Muttering my displeasure, I trudged glumly along. The concrete cavern of the parking garage was bad enough with no power, but the sheeting snow cut off any ambient light from outside. I put one boot carefully in front of the other, fighting the urge to reach my hands out so I could feel my way through the shadows.

Ahead of me, Lil moved quickly, swift and sure as a cat. She walked on the balls of her feet, rolling her arches forward so the heels of her expensive boots never touched the cement of the floor. Once she realized how far I’d lagged behind, she halted. I could barely make out the look of irritation that creased her features.

“Yeah, yeah, spare me the insults,” I muttered. “I’m just not as cool as you when it comes to creeping around in the dark.”

Lil’s full lips twisted into a smug grin as she started to respond. Then, all of a sudden, she froze. Canting her head, she listened intently, then sniffed the air. I fell silent, straining my own senses. All I heard was the thunder and the wind.

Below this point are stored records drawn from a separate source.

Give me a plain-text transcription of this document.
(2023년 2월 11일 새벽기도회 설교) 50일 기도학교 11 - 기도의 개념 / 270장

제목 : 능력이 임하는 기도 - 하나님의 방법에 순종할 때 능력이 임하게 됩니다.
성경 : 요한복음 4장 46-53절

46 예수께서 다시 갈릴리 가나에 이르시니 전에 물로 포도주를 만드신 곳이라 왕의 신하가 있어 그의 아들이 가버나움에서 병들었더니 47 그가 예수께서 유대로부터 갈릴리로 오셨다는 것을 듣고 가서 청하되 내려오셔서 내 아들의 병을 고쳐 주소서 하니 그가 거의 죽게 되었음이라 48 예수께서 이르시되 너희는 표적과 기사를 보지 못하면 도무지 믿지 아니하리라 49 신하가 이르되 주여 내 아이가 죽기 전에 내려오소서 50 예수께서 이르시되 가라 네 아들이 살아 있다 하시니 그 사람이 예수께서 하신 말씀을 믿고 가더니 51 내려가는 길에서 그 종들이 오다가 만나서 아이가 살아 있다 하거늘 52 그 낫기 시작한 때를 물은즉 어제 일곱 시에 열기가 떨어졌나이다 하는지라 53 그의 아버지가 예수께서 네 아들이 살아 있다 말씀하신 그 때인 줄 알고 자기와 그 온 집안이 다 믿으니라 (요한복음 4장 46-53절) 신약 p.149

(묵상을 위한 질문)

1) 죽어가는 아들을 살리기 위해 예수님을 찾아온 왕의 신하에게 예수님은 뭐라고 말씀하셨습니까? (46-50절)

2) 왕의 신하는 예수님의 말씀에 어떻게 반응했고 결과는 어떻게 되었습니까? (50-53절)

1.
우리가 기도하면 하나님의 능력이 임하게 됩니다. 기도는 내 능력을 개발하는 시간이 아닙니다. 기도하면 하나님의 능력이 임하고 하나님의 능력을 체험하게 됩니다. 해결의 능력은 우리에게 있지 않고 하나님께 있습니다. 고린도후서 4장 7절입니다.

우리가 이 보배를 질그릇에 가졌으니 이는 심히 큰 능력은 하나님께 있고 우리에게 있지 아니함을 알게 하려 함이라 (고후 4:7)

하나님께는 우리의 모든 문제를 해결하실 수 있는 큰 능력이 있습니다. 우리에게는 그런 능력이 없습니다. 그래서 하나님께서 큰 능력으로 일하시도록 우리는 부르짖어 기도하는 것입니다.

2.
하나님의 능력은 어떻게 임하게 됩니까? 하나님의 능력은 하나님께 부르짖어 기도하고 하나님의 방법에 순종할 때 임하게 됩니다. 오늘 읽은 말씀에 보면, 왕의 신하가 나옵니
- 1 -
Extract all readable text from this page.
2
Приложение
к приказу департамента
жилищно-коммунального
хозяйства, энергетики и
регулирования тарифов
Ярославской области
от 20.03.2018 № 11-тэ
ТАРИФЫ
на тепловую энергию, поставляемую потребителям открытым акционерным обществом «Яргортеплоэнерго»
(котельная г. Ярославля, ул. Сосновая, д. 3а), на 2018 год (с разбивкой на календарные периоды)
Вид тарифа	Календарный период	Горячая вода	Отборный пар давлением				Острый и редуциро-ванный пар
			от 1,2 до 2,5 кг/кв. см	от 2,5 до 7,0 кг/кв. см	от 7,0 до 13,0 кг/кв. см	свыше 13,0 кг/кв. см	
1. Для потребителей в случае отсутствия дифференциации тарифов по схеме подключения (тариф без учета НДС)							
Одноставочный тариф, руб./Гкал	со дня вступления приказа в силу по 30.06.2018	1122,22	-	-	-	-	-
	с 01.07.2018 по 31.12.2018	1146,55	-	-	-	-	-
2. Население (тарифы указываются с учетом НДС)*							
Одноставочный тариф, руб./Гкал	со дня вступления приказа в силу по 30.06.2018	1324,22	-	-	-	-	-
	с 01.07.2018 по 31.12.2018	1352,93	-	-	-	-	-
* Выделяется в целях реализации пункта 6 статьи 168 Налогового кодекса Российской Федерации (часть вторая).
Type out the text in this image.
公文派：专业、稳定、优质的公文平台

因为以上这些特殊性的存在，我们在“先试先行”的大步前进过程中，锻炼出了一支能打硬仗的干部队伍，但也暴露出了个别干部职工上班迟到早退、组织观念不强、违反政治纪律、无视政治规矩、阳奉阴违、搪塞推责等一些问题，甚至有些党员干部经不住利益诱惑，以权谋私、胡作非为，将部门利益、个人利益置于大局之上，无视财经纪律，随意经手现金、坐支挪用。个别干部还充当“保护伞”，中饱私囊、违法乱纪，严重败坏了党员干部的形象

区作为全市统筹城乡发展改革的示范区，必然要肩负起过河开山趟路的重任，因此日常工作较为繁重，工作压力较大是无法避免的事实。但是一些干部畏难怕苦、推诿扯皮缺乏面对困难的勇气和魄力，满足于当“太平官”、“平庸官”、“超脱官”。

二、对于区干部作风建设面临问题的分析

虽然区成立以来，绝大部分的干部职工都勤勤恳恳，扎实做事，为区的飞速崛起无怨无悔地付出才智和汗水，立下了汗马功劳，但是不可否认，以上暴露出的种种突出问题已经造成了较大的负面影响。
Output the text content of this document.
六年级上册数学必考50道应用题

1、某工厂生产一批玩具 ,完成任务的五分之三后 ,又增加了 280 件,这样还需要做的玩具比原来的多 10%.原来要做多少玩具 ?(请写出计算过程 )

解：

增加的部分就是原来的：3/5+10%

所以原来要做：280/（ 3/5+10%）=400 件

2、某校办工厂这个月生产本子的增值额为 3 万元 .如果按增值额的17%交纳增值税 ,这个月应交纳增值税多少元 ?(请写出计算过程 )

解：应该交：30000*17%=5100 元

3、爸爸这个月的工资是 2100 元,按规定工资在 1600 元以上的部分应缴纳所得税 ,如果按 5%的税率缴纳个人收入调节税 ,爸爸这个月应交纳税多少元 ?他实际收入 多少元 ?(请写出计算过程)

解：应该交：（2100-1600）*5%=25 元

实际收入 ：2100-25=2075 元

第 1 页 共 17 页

The next instant, she dashed off, crouching below the line of the cars. Certain now that the storm had been some sort of cover, I angled my back to a wall, whispering my power. Subtle light danced around my fingertips, ready to explode into deadly brilliance once the enemy closed.

To my left came the sound of a scuffle. The shadows swallowed any sign of who or what it was. I heard Lil hiss a rapid string of curses, followed by a meaty thump, like she’d dropped a body to the ground.

That body complained immediately in accented tones.

“Really,” it said. “You don’t have to pull a knife on me.”

“Remiel!” she snarled. “I could have killed you.”

My brother barked a dry, ironic laugh. “Hardly.”

Fussing with the lapels of a smartly tailored woolen coat, the Nephilim stepped into my line of vision and moved toward me. His sleek fall of black hair was swept away from his face and plaited into a tight braid that ended at the small of his back. He had porcelain-pale skin that seemed almost luminescent in the gloom of the concrete parking structure. Model-perfect features boasted cheekbones that could incite some Hollywood actors to envious acts of murder. Angled above his brow was a jaunty fedora. He’d worn the damned things so long, they’d come back into fashion.